Thursday, October 4, 2012

October Feelings

October has always been a hard month for me since Maelani's birth. I always miss her, but when October rolls around I am reminded that she should be a year older, a few inches taller and blowing out her candles, but she is not. I cry, I cry a lot in October. I am angry. I am sad. I remember those 16 days she was with us like they were yesterday and I want them back. I want to be by her side. I want to hold her so bad its painful. I feel disappointed in myself that I can not hold my head up am smile right now, because I know that is what Maelani would want.  Wyatt and I have made it a goal that Maelani's legacy will be lived through us in the daily good we do, with kind acts in her name. But sometimes I can not smile, I cry. I cry for so many reasons.
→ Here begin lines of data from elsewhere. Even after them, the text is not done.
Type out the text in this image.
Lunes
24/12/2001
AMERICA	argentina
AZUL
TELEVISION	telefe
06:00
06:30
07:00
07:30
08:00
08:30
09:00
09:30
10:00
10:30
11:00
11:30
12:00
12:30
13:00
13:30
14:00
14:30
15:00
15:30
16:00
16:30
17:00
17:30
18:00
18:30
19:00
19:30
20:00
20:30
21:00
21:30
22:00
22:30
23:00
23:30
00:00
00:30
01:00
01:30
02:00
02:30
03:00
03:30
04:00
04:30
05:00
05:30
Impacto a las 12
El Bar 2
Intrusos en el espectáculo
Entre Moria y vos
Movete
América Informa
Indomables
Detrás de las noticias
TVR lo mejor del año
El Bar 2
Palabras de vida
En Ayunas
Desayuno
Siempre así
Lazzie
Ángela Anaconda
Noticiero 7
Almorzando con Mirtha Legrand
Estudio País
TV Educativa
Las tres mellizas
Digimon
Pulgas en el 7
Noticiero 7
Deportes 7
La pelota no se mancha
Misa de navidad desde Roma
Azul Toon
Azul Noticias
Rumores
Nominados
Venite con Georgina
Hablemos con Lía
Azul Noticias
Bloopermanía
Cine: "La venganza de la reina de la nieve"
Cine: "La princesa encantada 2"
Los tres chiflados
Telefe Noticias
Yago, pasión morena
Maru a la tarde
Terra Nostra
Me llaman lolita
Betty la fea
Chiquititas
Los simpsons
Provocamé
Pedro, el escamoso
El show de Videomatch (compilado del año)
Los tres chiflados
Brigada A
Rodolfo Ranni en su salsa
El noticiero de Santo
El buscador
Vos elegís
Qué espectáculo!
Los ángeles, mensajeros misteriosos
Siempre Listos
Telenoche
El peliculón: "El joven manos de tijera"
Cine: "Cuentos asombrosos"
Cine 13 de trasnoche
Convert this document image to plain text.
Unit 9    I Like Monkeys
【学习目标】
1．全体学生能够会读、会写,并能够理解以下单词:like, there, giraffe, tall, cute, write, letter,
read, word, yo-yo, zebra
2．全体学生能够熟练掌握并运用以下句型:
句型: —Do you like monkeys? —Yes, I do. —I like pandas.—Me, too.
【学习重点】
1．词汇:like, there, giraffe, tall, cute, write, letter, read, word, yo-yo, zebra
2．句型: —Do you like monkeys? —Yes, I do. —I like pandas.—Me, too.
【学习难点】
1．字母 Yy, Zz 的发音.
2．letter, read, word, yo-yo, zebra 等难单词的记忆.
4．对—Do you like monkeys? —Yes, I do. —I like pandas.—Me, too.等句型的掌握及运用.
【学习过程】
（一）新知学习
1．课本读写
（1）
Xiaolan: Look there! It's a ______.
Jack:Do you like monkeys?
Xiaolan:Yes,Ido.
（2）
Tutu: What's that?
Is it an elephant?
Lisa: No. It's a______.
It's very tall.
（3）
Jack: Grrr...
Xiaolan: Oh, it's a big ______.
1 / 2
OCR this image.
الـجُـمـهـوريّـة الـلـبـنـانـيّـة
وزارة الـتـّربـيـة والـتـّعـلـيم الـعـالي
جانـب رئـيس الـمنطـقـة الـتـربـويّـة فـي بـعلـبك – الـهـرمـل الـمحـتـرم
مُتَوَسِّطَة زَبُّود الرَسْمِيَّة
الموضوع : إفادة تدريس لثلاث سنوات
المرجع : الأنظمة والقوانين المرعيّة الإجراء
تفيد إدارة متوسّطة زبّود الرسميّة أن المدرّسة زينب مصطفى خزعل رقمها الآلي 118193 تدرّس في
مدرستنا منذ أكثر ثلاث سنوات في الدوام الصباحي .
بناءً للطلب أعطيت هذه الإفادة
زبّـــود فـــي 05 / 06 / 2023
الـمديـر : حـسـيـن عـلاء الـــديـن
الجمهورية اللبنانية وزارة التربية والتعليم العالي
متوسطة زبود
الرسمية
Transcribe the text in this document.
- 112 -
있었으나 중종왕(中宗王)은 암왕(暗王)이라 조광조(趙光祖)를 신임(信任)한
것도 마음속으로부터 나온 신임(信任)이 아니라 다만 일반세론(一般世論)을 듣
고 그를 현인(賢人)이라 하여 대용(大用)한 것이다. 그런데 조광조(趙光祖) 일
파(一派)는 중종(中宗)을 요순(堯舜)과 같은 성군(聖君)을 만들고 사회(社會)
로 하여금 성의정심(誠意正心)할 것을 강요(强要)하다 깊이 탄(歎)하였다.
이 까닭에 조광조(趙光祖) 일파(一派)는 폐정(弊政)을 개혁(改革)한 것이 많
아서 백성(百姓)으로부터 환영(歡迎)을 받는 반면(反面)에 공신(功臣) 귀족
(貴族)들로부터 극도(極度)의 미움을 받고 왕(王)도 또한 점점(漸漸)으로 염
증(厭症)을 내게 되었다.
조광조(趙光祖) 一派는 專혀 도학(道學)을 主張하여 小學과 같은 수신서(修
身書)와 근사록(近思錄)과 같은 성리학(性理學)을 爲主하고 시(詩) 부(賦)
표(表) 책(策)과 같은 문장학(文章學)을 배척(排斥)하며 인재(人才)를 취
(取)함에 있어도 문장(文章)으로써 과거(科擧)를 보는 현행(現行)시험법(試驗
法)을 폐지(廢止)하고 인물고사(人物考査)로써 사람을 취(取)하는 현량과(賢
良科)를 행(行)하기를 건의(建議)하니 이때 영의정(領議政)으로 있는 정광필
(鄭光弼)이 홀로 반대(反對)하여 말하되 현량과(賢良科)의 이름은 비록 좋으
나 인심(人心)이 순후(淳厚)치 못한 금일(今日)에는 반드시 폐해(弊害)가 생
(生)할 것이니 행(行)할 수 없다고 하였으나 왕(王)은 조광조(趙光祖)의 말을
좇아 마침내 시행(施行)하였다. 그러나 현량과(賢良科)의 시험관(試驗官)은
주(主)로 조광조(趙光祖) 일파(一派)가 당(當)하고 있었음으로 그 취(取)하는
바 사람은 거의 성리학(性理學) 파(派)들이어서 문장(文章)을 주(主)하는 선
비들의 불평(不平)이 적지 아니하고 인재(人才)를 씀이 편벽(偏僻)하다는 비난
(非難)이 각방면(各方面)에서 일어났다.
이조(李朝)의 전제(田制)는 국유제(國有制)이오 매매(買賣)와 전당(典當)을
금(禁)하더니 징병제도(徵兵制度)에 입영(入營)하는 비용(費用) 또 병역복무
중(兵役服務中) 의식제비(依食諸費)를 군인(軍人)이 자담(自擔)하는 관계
I cry because I wanted Kai to meet her and play with her and tell her secrets like sisters do. I want my little Maelani back, but she is not coming back and that is something that after almost 2 years I am still not comfortable with. I still think, it's not fair.  Why did this happen? Is she up there somewhere with my Great Grandma and Grandpa? It is so hard to put my feelings on this screen. To portray the rawness and how present the sadness is after almost 2 years. I hope someday I can get through this time with out these tears and celebrate her birthday as a birthday should be celebrated with fond memories and smiles.  As I sit here and cry I know it's not this year, but I hope its soon. I love you Maelani always and forever.